Le dirigeant de 55 ans a quitté la F1 en 2014, et il dirigeait depuis 2016 l'entreprise Lamborghini.

Ce choix ne pas fait l'unanimité dans le paddock.

Équipes cherchent moteurs

Le géant japonais Honda fournit en groupes propulseurs les équipes Red Bull et Alpha Tauri.

Red Bull, prise de court, se donne jusqu'à la fin de l'année pour décider du moteur qu'elle utilisera à partir de 2022, a précisé vendredi Christian Horner, le dirigeant de l'équipe.

Il faut étudier toutes nos options et ce qui nous donnera le plus de compétitivité, a-t-il ajouté. Nous allons prendre le temps de discuter avec les motoristes, la Fédération internationale de l'automobile et Liberty Media.

Parmi ces options, Horner n'a exclu ni Ferrari, ni Renault, ni le rachat des technologies de Honda pour fabriquer son propre moteur.

Mercedes-Benz a déjà dit non. Le patron de l'équipe allemande Toto Wolff a affirmé ne pas être en capacité de fournir une écurie supplémentaire, en plus de sa propre équipe, de Racing Point (future Aston Martin), de Williams et de McLaren.

C'est à Red Bull de nous demander de les équiper, a pour sa part lancé Mattia Binotto, qui dirige l'écurie Ferrari.
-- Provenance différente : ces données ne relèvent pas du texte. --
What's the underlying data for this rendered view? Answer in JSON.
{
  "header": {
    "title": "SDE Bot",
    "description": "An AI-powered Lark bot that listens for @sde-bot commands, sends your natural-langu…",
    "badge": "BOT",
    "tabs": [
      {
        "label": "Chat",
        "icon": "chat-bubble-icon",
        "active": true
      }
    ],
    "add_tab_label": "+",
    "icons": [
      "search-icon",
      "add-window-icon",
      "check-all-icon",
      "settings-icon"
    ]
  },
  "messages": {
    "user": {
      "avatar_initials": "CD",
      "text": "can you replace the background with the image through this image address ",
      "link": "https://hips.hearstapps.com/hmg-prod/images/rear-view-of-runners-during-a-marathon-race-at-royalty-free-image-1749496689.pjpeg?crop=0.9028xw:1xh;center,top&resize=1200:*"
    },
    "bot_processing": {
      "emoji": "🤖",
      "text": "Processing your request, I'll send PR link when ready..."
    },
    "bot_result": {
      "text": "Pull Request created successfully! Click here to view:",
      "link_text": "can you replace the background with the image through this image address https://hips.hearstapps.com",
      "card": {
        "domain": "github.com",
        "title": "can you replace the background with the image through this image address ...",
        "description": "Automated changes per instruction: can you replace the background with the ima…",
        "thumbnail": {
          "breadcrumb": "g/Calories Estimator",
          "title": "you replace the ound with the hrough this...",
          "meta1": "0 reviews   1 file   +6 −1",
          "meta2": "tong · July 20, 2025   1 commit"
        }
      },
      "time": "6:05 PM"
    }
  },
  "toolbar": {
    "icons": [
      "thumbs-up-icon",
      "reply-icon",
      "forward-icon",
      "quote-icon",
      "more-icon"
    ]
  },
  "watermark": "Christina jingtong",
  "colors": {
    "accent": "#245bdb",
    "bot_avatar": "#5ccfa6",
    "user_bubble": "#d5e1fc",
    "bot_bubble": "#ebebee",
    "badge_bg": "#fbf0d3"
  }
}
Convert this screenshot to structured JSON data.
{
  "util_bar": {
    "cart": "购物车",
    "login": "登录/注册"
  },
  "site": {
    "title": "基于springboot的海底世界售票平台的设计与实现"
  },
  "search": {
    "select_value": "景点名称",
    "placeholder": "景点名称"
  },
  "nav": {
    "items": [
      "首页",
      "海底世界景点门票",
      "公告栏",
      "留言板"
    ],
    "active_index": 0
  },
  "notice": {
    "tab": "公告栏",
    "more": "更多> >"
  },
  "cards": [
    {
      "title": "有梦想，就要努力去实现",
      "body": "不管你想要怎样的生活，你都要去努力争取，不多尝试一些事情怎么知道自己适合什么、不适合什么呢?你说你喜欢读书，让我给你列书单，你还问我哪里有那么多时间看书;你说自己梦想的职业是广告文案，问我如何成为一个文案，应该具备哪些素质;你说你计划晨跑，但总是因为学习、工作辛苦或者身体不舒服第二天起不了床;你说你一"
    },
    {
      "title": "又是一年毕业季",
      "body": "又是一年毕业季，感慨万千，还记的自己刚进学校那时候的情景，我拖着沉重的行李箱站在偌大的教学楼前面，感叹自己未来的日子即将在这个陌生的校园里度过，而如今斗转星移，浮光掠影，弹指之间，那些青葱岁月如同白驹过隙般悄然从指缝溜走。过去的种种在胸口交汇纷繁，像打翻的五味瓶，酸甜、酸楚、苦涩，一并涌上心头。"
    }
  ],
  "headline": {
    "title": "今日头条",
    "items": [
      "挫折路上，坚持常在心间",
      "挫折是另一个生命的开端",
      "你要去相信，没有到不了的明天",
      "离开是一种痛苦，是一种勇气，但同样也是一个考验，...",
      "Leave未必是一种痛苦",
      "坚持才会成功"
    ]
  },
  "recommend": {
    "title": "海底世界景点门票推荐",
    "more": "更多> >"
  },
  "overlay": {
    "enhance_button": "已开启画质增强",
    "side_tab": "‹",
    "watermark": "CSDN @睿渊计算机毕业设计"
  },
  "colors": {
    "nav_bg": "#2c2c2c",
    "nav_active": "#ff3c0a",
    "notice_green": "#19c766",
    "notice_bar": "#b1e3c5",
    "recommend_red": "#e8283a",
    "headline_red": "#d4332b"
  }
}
Nous n'avons pas de position à ce sujet, il faut prendre le temps d'y réfléchir.

Le motoriste japonais souhaite se concentrer sur des moteurs zéro émission. De manière générale, les patrons des équipes estiment que le retrait de Honda doit faire réfléchir la F1 sur le coût de ses moteurs avant le changement de réglementation prévu pour 2026.

Quand nous avons négocié pour instaurer de nouveaux moteurs V6 hybrides turbocompressés en 2014, nous avons complètement oublié les coûts, estime Mattia Binotto. Nous étions trop concentrés sur la technologie hybride.

Selon Toto Wolff, il n'est pas rentable d'être uniquement motoriste sans avoir sa propre équipe.

La question des coûts était déjà au cœur des discussions en F1 avec la mise en place d'un plafond budgétaire pour les écuries en 2021, dans le but de réduire les écarts de performance.